Et d’où l’autre Sage, Rabbi Yehouda, apprend-il cette halakha au sujet de la viande non sacrificielle qui a été abattue dans la cour du Temple ? La Guemara répond : Il soutient que l’interdiction de tirer profit de la viande d’un animal non sacrificiel qui a été abattu dans la cour n’est pas une loi de la Torah ; au contraire, les Sages ont décrété que cela est interdit. Puisque ce n’est pas interdit par la loi de la Torah, aucun verset n’est nécessaire.
מֵתִיב רַבִּי יִצְחָק נַפָּחָא: וַהֲרֵי גִּיד הַנָּשֶׁה, דְּרַחֲמָנָא אָמַר: ״עַל כֵּן לֹא יֹאכְלוּ בְנֵי יִשְׂרָאֵל אֶת גִּיד הַנָּשֶׁה״, וּתְנַן: שׁוֹלֵחַ אָדָם יָרֵךְ לְגוֹי, וְגִיד הַנָּשֶׁה בְּתוֹכוֹ, מִפְּנֵי שֶׁמְּקוֹמוֹ נִיכָּר!
Rabbi Yitzḥak Nappaḥa souleva une objection : Et pourtant il subsiste encore l’interdiction du nerf sciatique, comme le Miséricordieux dit : « C’est pourquoi les enfants d’Israël ne peuvent pas manger le nerf sciatique » (Genèse 32:33), et nous avons appris dans une michna : Une personne peut envoyer la cuisse d’un animal à un non-Juif comme cadeau avec le nerf sciatique à l’intérieur, elle n’est pas tenue de l’enlever. Cela est dû au fait que son emplacement est évident, et il est clair que ce nerf n’a pas été retiré. Par conséquent, il n’y a pas lieu de craindre qu’un autre Juif suppose que le premier Juif a retiré cette partie de l’animal, ce qui pourrait l’amener à manger accidentellement le nerf sciatique. Apparemment, on peut tirer profit de cette partie interdite de l’animal même si le verset dit qu’on ne peut pas la manger.

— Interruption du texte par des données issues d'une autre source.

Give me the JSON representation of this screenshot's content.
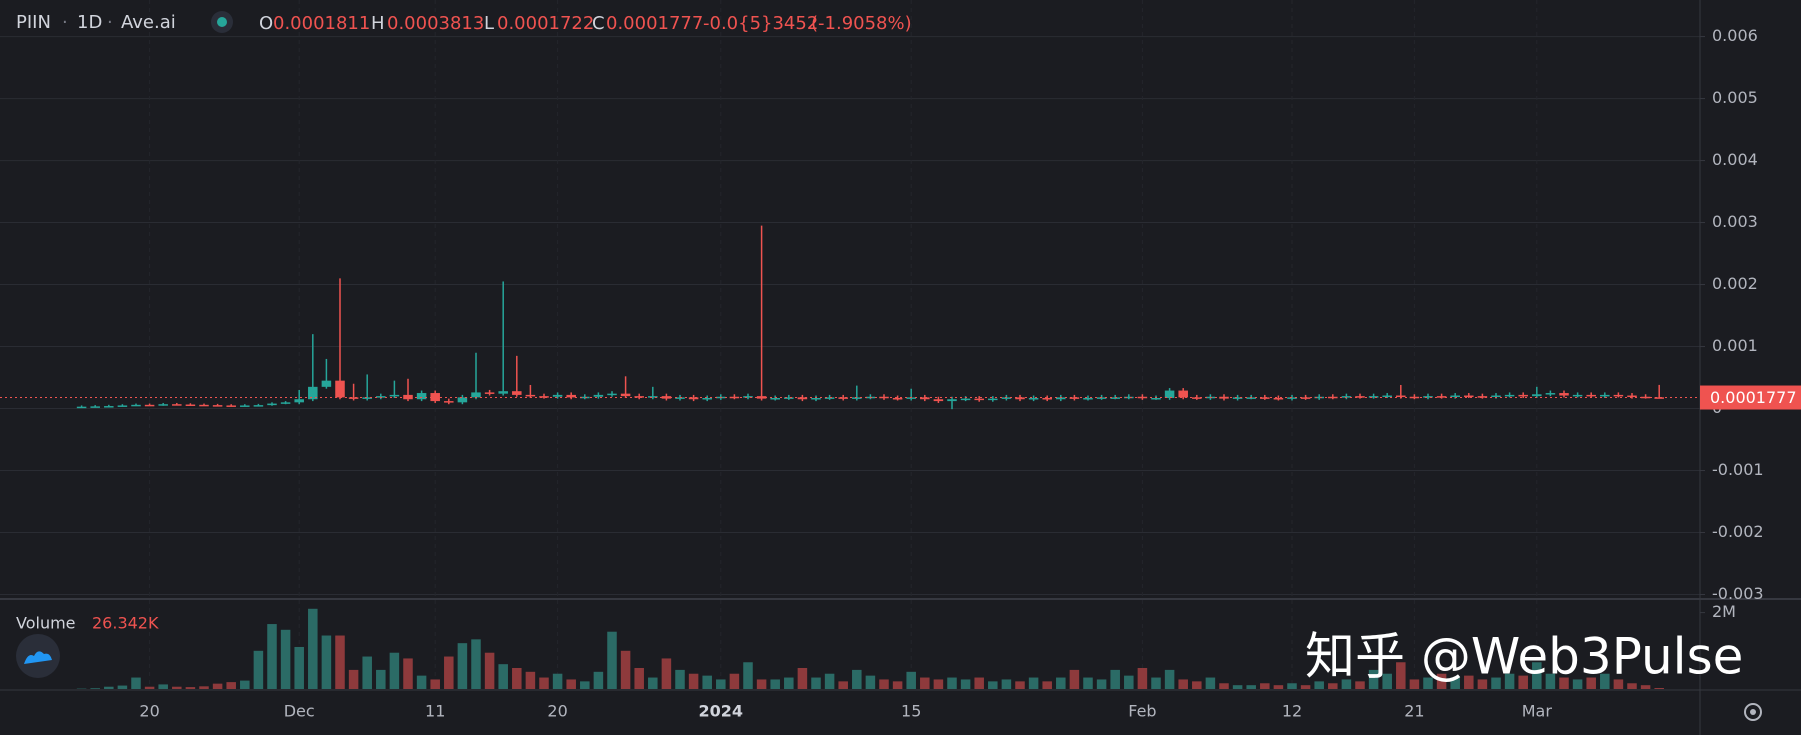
{
  "chart_data": {
    "type": "candlestick",
    "header": {
      "symbol": "PIIN",
      "interval": "1D",
      "source": "Ave.ai",
      "open_label": "O",
      "high_label": "H",
      "low_label": "L",
      "close_label": "C",
      "change": "-0.0{5}3452",
      "change_pct": "(-1.9058%)"
    },
    "up_color": "#26a69a",
    "down_color": "#ef5350",
    "up_volume_color": "#2b6b66",
    "down_volume_color": "#8e3a3c",
    "grid": true,
    "xlim": [
      -6,
      119
    ],
    "xticks": [
      {
        "value": 5,
        "label": "20"
      },
      {
        "value": 16,
        "label": "Dec"
      },
      {
        "value": 26,
        "label": "11"
      },
      {
        "value": 35,
        "label": "20"
      },
      {
        "value": 47,
        "label": "2024"
      },
      {
        "value": 61,
        "label": "15"
      },
      {
        "value": 78,
        "label": "Feb"
      },
      {
        "value": 89,
        "label": "12"
      },
      {
        "value": 98,
        "label": "21"
      },
      {
        "value": 107,
        "label": "Mar"
      }
    ],
    "ylim": [
      -0.00304,
      0.00659
    ],
    "yticks": [
      -0.003,
      -0.002,
      -0.001,
      0,
      0.001,
      0.002,
      0.003,
      0.004,
      0.005,
      0.006
    ],
    "open": [
      2.5e-05,
      3e-05,
      3.5e-05,
      4e-05,
      5e-05,
      6e-05,
      5.5e-05,
      7e-05,
      6.5e-05,
      6e-05,
      5.5e-05,
      5e-05,
      4.5e-05,
      5e-05,
      5.5e-05,
      8e-05,
      0.0001,
      0.00015,
      0.00035,
      0.00045,
      0.00018,
      0.00016,
      0.00018,
      0.0002,
      0.00022,
      0.00015,
      0.00025,
      0.00012,
      0.0001,
      0.00018,
      0.00026,
      0.00024,
      0.00028,
      0.00022,
      0.0002,
      0.00019,
      0.00022,
      0.00018,
      0.00019,
      0.00022,
      0.00024,
      0.0002,
      0.00018,
      0.0002,
      0.00016,
      0.00018,
      0.00015,
      0.00017,
      0.00019,
      0.00018,
      0.0002,
      0.00016,
      0.00017,
      0.00018,
      0.00015,
      0.00017,
      0.00018,
      0.00016,
      0.00018,
      0.00019,
      0.00017,
      0.00016,
      0.00018,
      0.00015,
      0.00012,
      0.00015,
      0.00016,
      0.00014,
      0.00016,
      0.00018,
      0.00015,
      0.00017,
      0.00015,
      0.00018,
      0.00016,
      0.00017,
      0.00018,
      0.00018,
      0.00019,
      0.00017,
      0.00017,
      0.00029,
      0.00018,
      0.00017,
      0.00019,
      0.00016,
      0.00018,
      0.00018,
      0.00017,
      0.00016,
      0.00018,
      0.00017,
      0.00019,
      0.00018,
      0.0002,
      0.00019,
      0.0002,
      0.00021,
      0.00019,
      0.00018,
      0.0002,
      0.00019,
      0.00021,
      0.0002,
      0.00019,
      0.00021,
      0.00022,
      0.0002,
      0.00023,
      0.00025,
      0.00021,
      0.00022,
      0.0002,
      0.00022,
      0.00021,
      0.00019,
      0.0001811
    ],
    "high": [
      5e-05,
      5.5e-05,
      6e-05,
      7e-05,
      8e-05,
      8e-05,
      9e-05,
      9e-05,
      8.5e-05,
      8e-05,
      7.5e-05,
      7e-05,
      7e-05,
      7.5e-05,
      0.0001,
      0.00012,
      0.0003,
      0.0012,
      0.0008,
      0.0021,
      0.0004,
      0.00055,
      0.00024,
      0.00045,
      0.00048,
      0.00029,
      0.00029,
      0.00016,
      0.00022,
      0.0009,
      0.0003,
      0.00205,
      0.00085,
      0.00038,
      0.00024,
      0.00026,
      0.00026,
      0.00023,
      0.00026,
      0.00028,
      0.00052,
      0.00024,
      0.00035,
      0.00024,
      0.00022,
      0.00022,
      0.00021,
      0.00023,
      0.00023,
      0.00024,
      0.00295,
      0.00021,
      0.00022,
      0.00022,
      0.00021,
      0.00022,
      0.00022,
      0.00037,
      0.00023,
      0.00023,
      0.00021,
      0.00032,
      0.00022,
      0.00019,
      0.00019,
      0.0002,
      0.0002,
      0.0002,
      0.00022,
      0.00022,
      0.00021,
      0.00021,
      0.00022,
      0.00022,
      0.00021,
      0.00022,
      0.00022,
      0.00023,
      0.00023,
      0.00021,
      0.00033,
      0.00033,
      0.00022,
      0.00023,
      0.00023,
      0.00022,
      0.00022,
      0.00022,
      0.00021,
      0.00022,
      0.00022,
      0.00023,
      0.00023,
      0.00024,
      0.00024,
      0.00024,
      0.00025,
      0.00038,
      0.00023,
      0.00024,
      0.00024,
      0.00025,
      0.00025,
      0.00024,
      0.00025,
      0.00026,
      0.00026,
      0.00035,
      0.00029,
      0.00029,
      0.00026,
      0.00026,
      0.00026,
      0.00026,
      0.00025,
      0.00023,
      0.0003813
    ],
    "low": [
      1.5e-05,
      2e-05,
      2.5e-05,
      3e-05,
      4e-05,
      4.5e-05,
      4.5e-05,
      5.5e-05,
      5e-05,
      4.5e-05,
      4e-05,
      3.5e-05,
      3.5e-05,
      4e-05,
      4.5e-05,
      7e-05,
      7e-05,
      0.00012,
      0.00032,
      0.00015,
      0.00013,
      0.00013,
      0.00015,
      0.00017,
      0.00012,
      0.00012,
      9e-05,
      7e-05,
      7e-05,
      0.00015,
      0.00021,
      0.00021,
      0.00019,
      0.00017,
      0.00016,
      0.00016,
      0.00015,
      0.00015,
      0.00016,
      0.00019,
      0.00017,
      0.00015,
      0.00015,
      0.00013,
      0.00013,
      0.00012,
      0.00012,
      0.00014,
      0.00015,
      0.00015,
      0.00013,
      0.00013,
      0.00014,
      0.00012,
      0.00012,
      0.00014,
      0.00013,
      0.00013,
      0.00015,
      0.00014,
      0.00013,
      0.00013,
      0.00012,
      9e-05,
      -1e-05,
      0.00012,
      0.00011,
      0.00011,
      0.00013,
      0.00012,
      0.00012,
      0.00012,
      0.00012,
      0.00013,
      0.00013,
      0.00014,
      0.00015,
      0.00015,
      0.00014,
      0.00014,
      0.00014,
      0.00015,
      0.00014,
      0.00014,
      0.00013,
      0.00013,
      0.00015,
      0.00014,
      0.00013,
      0.00013,
      0.00014,
      0.00014,
      0.00015,
      0.00015,
      0.00016,
      0.00016,
      0.00017,
      0.00016,
      0.00015,
      0.00015,
      0.00016,
      0.00016,
      0.00017,
      0.00016,
      0.00016,
      0.00018,
      0.00017,
      0.00017,
      0.0002,
      0.00018,
      0.00018,
      0.00017,
      0.00017,
      0.00018,
      0.00016,
      0.00016,
      0.0001722
    ],
    "close": [
      3e-05,
      3.5e-05,
      4e-05,
      5e-05,
      6e-05,
      5.5e-05,
      7e-05,
      6.5e-05,
      6e-05,
      5.5e-05,
      5e-05,
      4.5e-05,
      5e-05,
      5.5e-05,
      8e-05,
      0.0001,
      0.00015,
      0.00035,
      0.00045,
      0.00018,
      0.00016,
      0.00018,
      0.0002,
      0.00022,
      0.00015,
      0.00025,
      0.00012,
      0.0001,
      0.00018,
      0.00026,
      0.00024,
      0.00028,
      0.00022,
      0.0002,
      0.00019,
      0.00022,
      0.00018,
      0.00019,
      0.00022,
      0.00024,
      0.0002,
      0.00018,
      0.0002,
      0.00016,
      0.00018,
      0.00015,
      0.00017,
      0.00019,
      0.00018,
      0.0002,
      0.00016,
      0.00017,
      0.00018,
      0.00015,
      0.00017,
      0.00018,
      0.00016,
      0.00018,
      0.00019,
      0.00017,
      0.00016,
      0.00018,
      0.00015,
      0.00012,
      0.00015,
      0.00016,
      0.00014,
      0.00016,
      0.00018,
      0.00015,
      0.00017,
      0.00015,
      0.00018,
      0.00016,
      0.00017,
      0.00018,
      0.00018,
      0.00019,
      0.00017,
      0.00017,
      0.00029,
      0.00018,
      0.00017,
      0.00019,
      0.00016,
      0.00018,
      0.00018,
      0.00017,
      0.00016,
      0.00018,
      0.00017,
      0.00019,
      0.00018,
      0.0002,
      0.00019,
      0.0002,
      0.00021,
      0.00019,
      0.00018,
      0.0002,
      0.00019,
      0.00021,
      0.0002,
      0.00019,
      0.00021,
      0.00022,
      0.0002,
      0.00023,
      0.00025,
      0.00021,
      0.00022,
      0.0002,
      0.00022,
      0.00021,
      0.00019,
      0.0001811,
      0.0001777
    ],
    "volume": {
      "label": "Volume",
      "last_label": "26.342K",
      "ylim": [
        0,
        2330000
      ],
      "yticks": [
        {
          "value": 2000000,
          "label": "2M"
        }
      ],
      "values": [
        10000,
        20000,
        60000,
        90000,
        300000,
        60000,
        120000,
        60000,
        50000,
        70000,
        140000,
        180000,
        220000,
        1000000,
        1700000,
        1550000,
        1100000,
        2100000,
        1400000,
        1400000,
        500000,
        850000,
        500000,
        950000,
        800000,
        350000,
        250000,
        850000,
        1200000,
        1300000,
        950000,
        650000,
        550000,
        450000,
        300000,
        400000,
        250000,
        200000,
        450000,
        1500000,
        1000000,
        550000,
        300000,
        800000,
        500000,
        400000,
        350000,
        250000,
        400000,
        700000,
        250000,
        250000,
        300000,
        550000,
        300000,
        400000,
        200000,
        500000,
        350000,
        250000,
        200000,
        450000,
        300000,
        250000,
        300000,
        250000,
        300000,
        200000,
        250000,
        200000,
        300000,
        200000,
        300000,
        500000,
        300000,
        250000,
        500000,
        350000,
        550000,
        300000,
        500000,
        250000,
        200000,
        300000,
        150000,
        100000,
        100000,
        150000,
        100000,
        150000,
        100000,
        200000,
        150000,
        250000,
        200000,
        500000,
        400000,
        700000,
        250000,
        300000,
        400000,
        300000,
        350000,
        250000,
        300000,
        400000,
        350000,
        700000,
        400000,
        300000,
        250000,
        300000,
        400000,
        250000,
        150000,
        100000,
        26342
      ]
    },
    "watermark": "知乎 @Web3Pulse"
  }
}
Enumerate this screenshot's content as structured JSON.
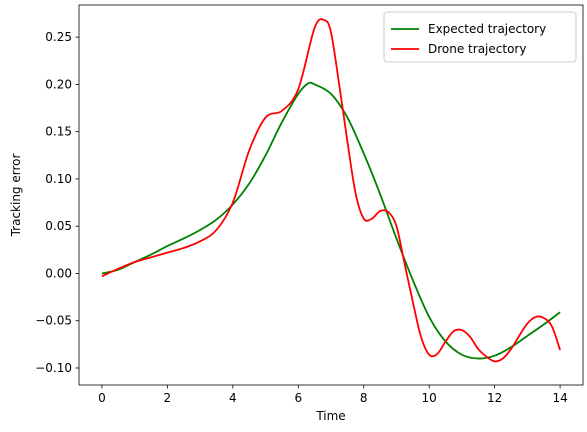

קָסָבַר רַבִּי אֲבָהוּ: כְּשֶׁהוּתְּרָה נְבֵילָה — הִיא וְחֶלְבָּהּ וְגִידָהּ הוּתְּרָה. הָנִיחָא לְמַאן דְּאָמַר ״יֵשׁ בְּגִידִין בְּנוֹתֵן טַעַם״. אֶלָּא לְמַאן דְּאָמַר ״אֵין בְּגִידִין בְּנוֹתֵן טַעַם״, מַאי אִיכָּא לְמֵימַר?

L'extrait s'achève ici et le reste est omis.